We are excited to announce that Tian Wei will be hosted by the Programme for the Foundations of Law & Constitutional Government for the academic year 2017-18. Here he outlines his proposed research project:

My project explores a functional account and justification of the principle of separation of powers, which argues that although this doctrine aims at both moderation and rationalisation of the exercise of state power, in modern times its core lies in efficiency and articulated governance rather than, as is conventionally assumed, solely in the maintenance of liberty. Instead of weakening the state, the separation of powers serves to guarantee that the state makes the best possible decision. This functional understanding, though first developed in German constitutional scholarship in the 1970s under the title of Funktionsordnung and funktionsgerechte Organstruktur, is not a German peculiarity.

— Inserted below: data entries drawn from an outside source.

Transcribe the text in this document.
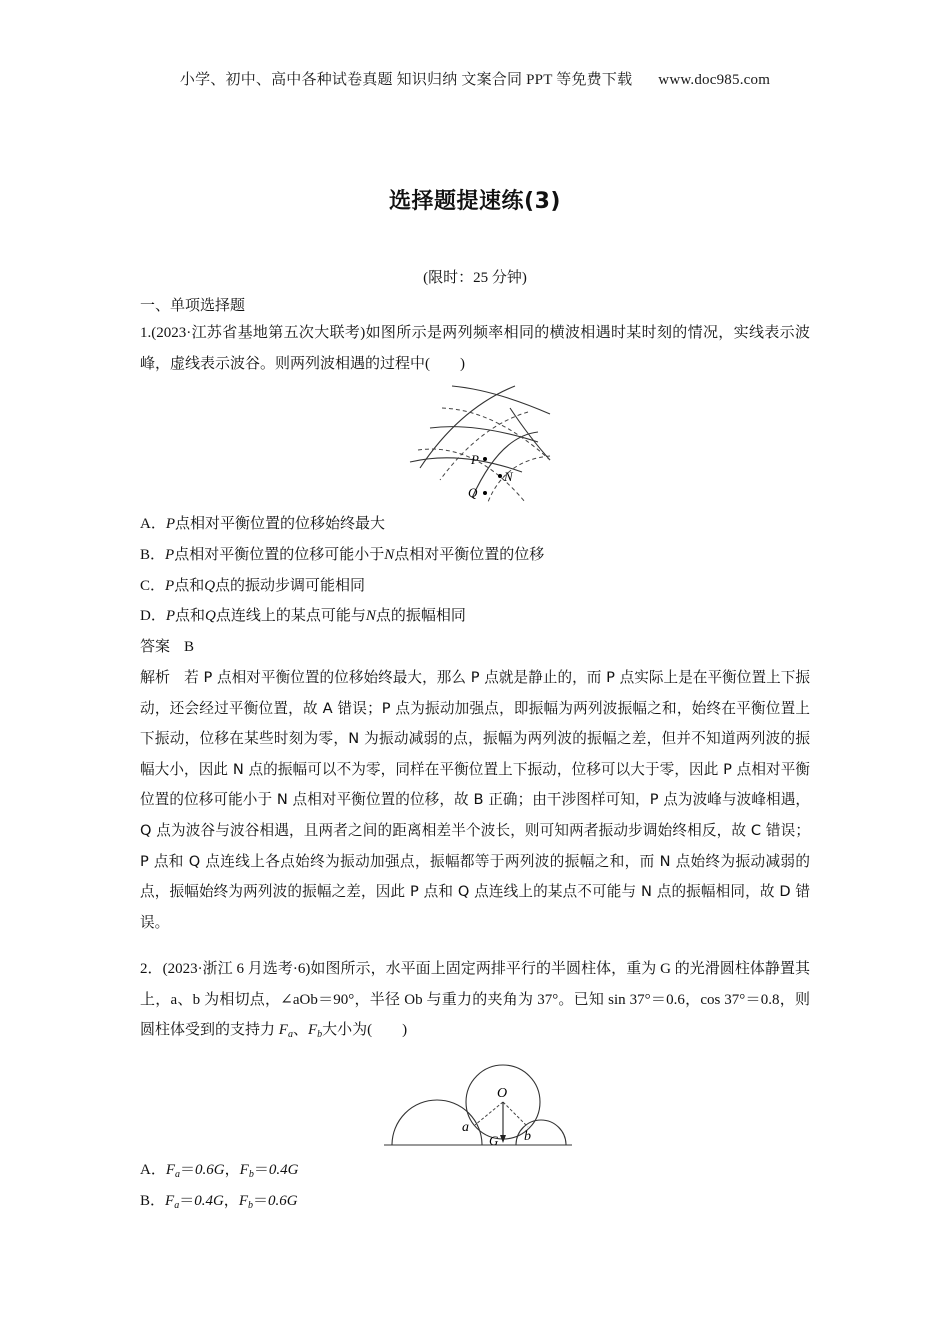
小学、初中、高中各种试卷真题 知识归纳 文案合同 PPT 等免费下载 www.doc985.com
选择题提速练(3)
(限时：25 分钟)
一、单项选择题

1.(2023·江苏省基地第五次大联考)如图所示是两列频率相同的横波相遇时某时刻的情况，实线表示波峰，虚线表示波谷。则两列波相遇的过程中(　　)

P
N
Q
A．P点相对平衡位置的位移始终最大
B．P点相对平衡位置的位移可能小于N点相对平衡位置的位移
C．P点和Q点的振动步调可能相同
D．P点和Q点连线上的某点可能与N点的振幅相同
答案 B

解析 若 P 点相对平衡位置的位移始终最大，那么 P 点就是静止的，而 P 点实际上是在平衡位置上下振动，还会经过平衡位置，故 A 错误；P 点为振动加强点，即振幅为两列波振幅之和，始终在平衡位置上下振动，位移在某些时刻为零，N 为振动减弱的点，振幅为两列波的振幅之差，但并不知道两列波的振幅大小，因此 N 点的振幅可以不为零，同样在平衡位置上下振动，位移可以大于零，因此 P 点相对平衡位置的位移可能小于 N 点相对平衡位置的位移，故 B 正确；由干涉图样可知，P 点为波峰与波峰相遇，Q 点为波谷与波谷相遇，且两者之间的距离相差半个波长，则可知两者振动步调始终相反，故 C 错误；P 点和 Q 点连线上各点始终为振动加强点，振幅都等于两列波的振幅之和，而 N 点始终为振动减弱的点，振幅始终为两列波的振幅之差，因此 P 点和 Q 点连线上的某点不可能与 N 点的振幅相同，故 D 错误。

2．(2023·浙江 6 月选考·6)如图所示，水平面上固定两排平行的半圆柱体，重为 G 的光滑圆柱体静置其上，a、b 为相切点，∠aOb＝90°，半径 Ob 与重力的夹角为 37°。已知 sin 37°＝0.6，cos 37°＝0.8，则圆柱体受到的支持力 $F_a$、$F_b$大小为(　　)

O
a
b
G
A．$F_a=0.6G$，$F_b=0.4G$
B．$F_a=0.4G$，$F_b=0.6G$
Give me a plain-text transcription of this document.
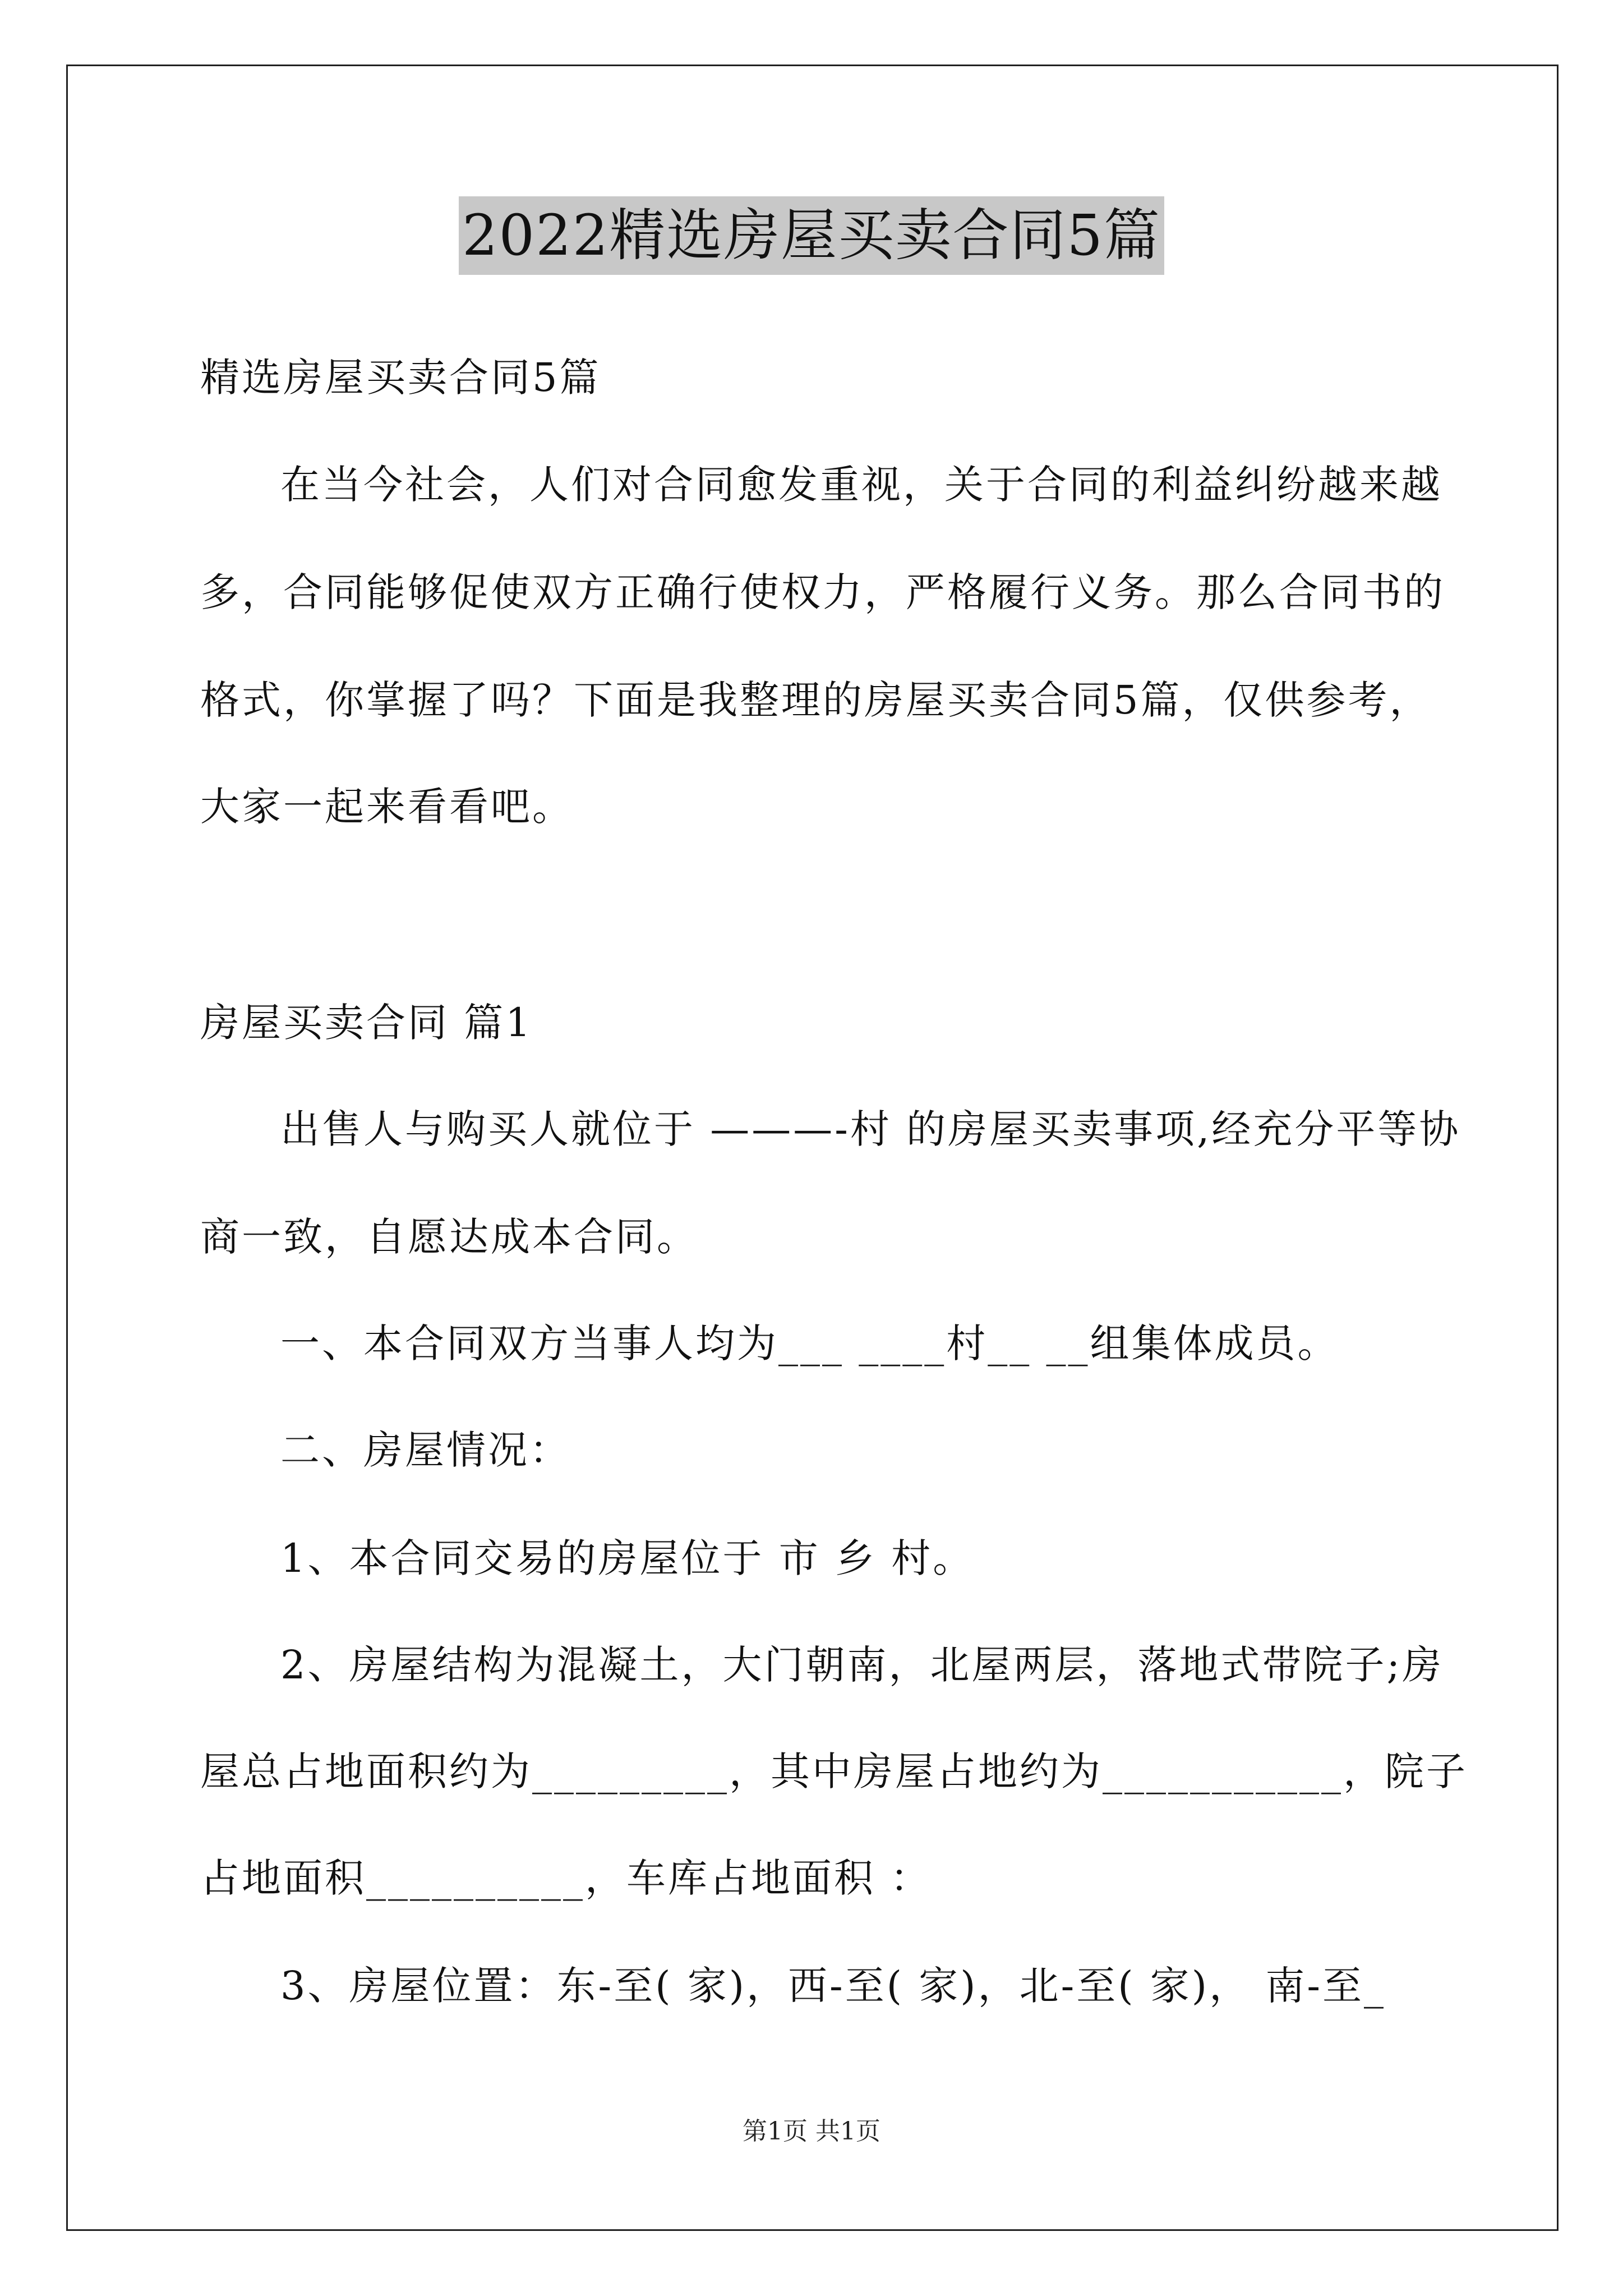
2022精选房屋买卖合同5篇
精选房屋买卖合同5篇
在当今社会，人们对合同愈发重视，关于合同的利益纠纷越来越
多，合同能够促使双方正确行使权力，严格履行义务。那么合同书的
格式，你掌握了吗？下面是我整理的房屋买卖合同5篇，仅供参考，
大家一起来看看吧。
房屋买卖合同 篇1
出售人与购买人就位于 ———-村 的房屋买卖事项,经充分平等协
商一致，自愿达成本合同。
一、本合同双方当事人均为___ ____村__ __组集体成员。
二、房屋情况：
1、本合同交易的房屋位于 市 乡 村。
2、房屋结构为混凝土，大门朝南，北屋两层，落地式带院子;房
屋总占地面积约为_________，其中房屋占地约为___________，院子
占地面积__________，车库占地面积 ：
3、房屋位置：东-至( 家)，西-至( 家)，北-至( 家)， 南-至_
第1页 共1页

As well as in Germany, we can also find similar accounts in British and American constitutional theory - some advocated by Oxford scholars - such as the distinction between functionalist and formalist approaches, or the pure and partial versions of separation of powers. The question, whether this similarity is just a coincidence among different constitutional orders or it reveals some kind of common tendency in the modern interpretation of the separation of powers, is intriguing. I hope that my visit to Oxford will enable me to provide this question with a tenable answer.